LiThian memperhatikan raut wajah Silvia yang terlihat sedih. Bekas air mata Silvia yang membasahi wajahnya pun masih meninggalkan bekas.

"Silvia.. Untuk yang waktu itu, maafkan aku. Aku bersikap diluar kendali dan justru melukaimu". Kata LiThian dengan wajah menunduk.

"Tidak perlu dipikirkan, aku percaya kamu bukan pria yang seperti itu". Silvia yang merasa di perhatikan memalingkan wajahnya agar LiThian tidak menyadari apa yang telah terjadi padanya.

"Silvia, mengapa kamu menangis di saat hari bahagiamu?".

"Bukan apa-apa, aku hanya terlalu bahagia hingga meneteskan air mata". Kata Silvia dengan sedikit senyuman yang dipaksakan.

"Kamu tidak pandai berbohong atau aku yang terlalu mudah untuk menebaknya.
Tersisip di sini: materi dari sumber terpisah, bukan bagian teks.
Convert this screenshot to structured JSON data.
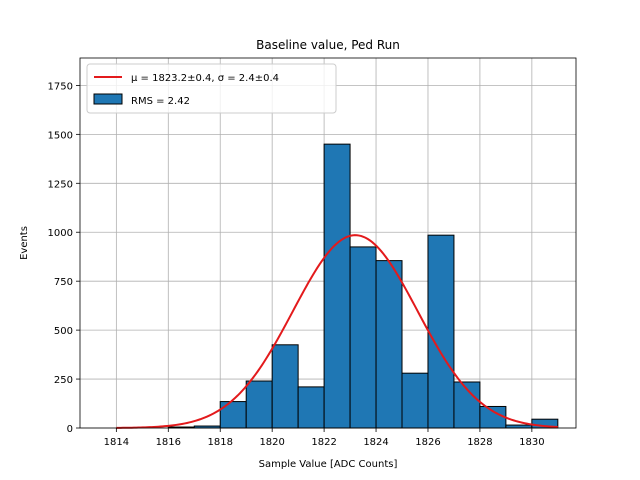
{
  "chart_data": {
    "type": "bar",
    "title": "Baseline value, Ped Run",
    "xlabel": "Sample Value [ADC Counts]",
    "ylabel": "Events",
    "xlim": [
      1812.6,
      1831.7
    ],
    "ylim": [
      0,
      1890
    ],
    "xticks": [
      1814,
      1816,
      1818,
      1820,
      1822,
      1824,
      1826,
      1828,
      1830
    ],
    "yticks": [
      0,
      250,
      500,
      750,
      1000,
      1250,
      1500,
      1750
    ],
    "grid": true,
    "legend_position": "top-left",
    "bin_width": 1.0,
    "bins": [
      {
        "left": 1816,
        "value": 5
      },
      {
        "left": 1817,
        "value": 10
      },
      {
        "left": 1818,
        "value": 135
      },
      {
        "left": 1819,
        "value": 240
      },
      {
        "left": 1820,
        "value": 425
      },
      {
        "left": 1821,
        "value": 210
      },
      {
        "left": 1822,
        "value": 1450
      },
      {
        "left": 1823,
        "value": 925
      },
      {
        "left": 1824,
        "value": 855
      },
      {
        "left": 1825,
        "value": 280
      },
      {
        "left": 1826,
        "value": 985
      },
      {
        "left": 1827,
        "value": 235
      },
      {
        "left": 1828,
        "value": 110
      },
      {
        "left": 1829,
        "value": 15
      },
      {
        "left": 1830,
        "value": 45
      }
    ],
    "fit": {
      "mu": 1823.2,
      "sigma": 2.4,
      "amplitude": 985,
      "x_range": [
        1814,
        1831
      ],
      "color": "#e31a1c"
    },
    "bar_color": "#1f77b4",
    "legend": [
      {
        "kind": "line",
        "label": "μ = 1823.2±0.4, σ = 2.4±0.4",
        "color": "#e31a1c"
      },
      {
        "kind": "patch",
        "label": "RMS = 2.42",
        "color": "#1f77b4"
      }
    ]
  }
}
Sebenarnya apa yang membuatmu menangis, kamu menganggap ku teman dan Kakak kan?. Setidaknya berbagilah denganku Silvia. Menangislah jika kamu ingin menangis, aku akan selalu ada disini untuk mendengarkannya". Kata LiThian dengan terus menatap Silvia.

"Kakak.. Apa aku bisa memanggilmu Kakak?". Tanya Silvia lirih.

"Tentu saja, kamu adalah adik tercengeng dan manja yang pernah ada". LiThian memberanikan diri memeluk Silvia.

"Aku selalu ingin mempunyai Kakak untuk memelukku seperti ini. Tapi setiap mereka datang, dengan sendirinya mereka pergi tanpa berkata apapun. Apa aku yang seperti ini masih terlalu manja dan belum pantas untuk melihat dan menghadapi sebuah masalah?". Tanya Silvia tiba-tiba.

"Silvia.. Apapun yang orang lain fikirkan tentang dirimu. Tapi menurutku kamu adalah sosok wanita pemberani yang selalu tegar dan melangkah maju dengan apapun rintangan yang menghalangi. Seharusnya kamu lebih percaya pada dirimu sendiri. Yakinlah bahwa kamu pantas mendapatkan apa yang kamu perjuangkan". Perkataan LiThian yang lembut membuat Silvia sedikit lebih tenang.

" Mungkin kamu benar, aku terlalu takut dan tidak percaya diri dengan apa yang sudah aku perjuangkan. Terima kasih Kak.. Kamu sudah merelakan jasmu basah dan kotor karena air mataku".

Dari kejauhan Ludius yang sedang mencari Silvia melihatnya sedang bersama LiThian. Ingin sekali Ludius menghampiri mereka dan membawa Silvia pergi, namun dia urungkan.

"Sayang.. Melihatmu dalam pelukan orang lain itu sangat menyakitkan. Tapi..  Saat ini Jika bersama LiThian bisa membuatmu tenang, Aku akan menunggu disini dan memberikan waktu untukmu menenangkan diri walau dalam pelukan orang lain". Gumam Ludius yang sedang memperhatikan dan mereka dari jauh.

Disaat Ludius memperhatikan mereka dari jauh, terlihat ada seseorang yang mencurigakan sedang mengintai kearah Silvia dan LiThian.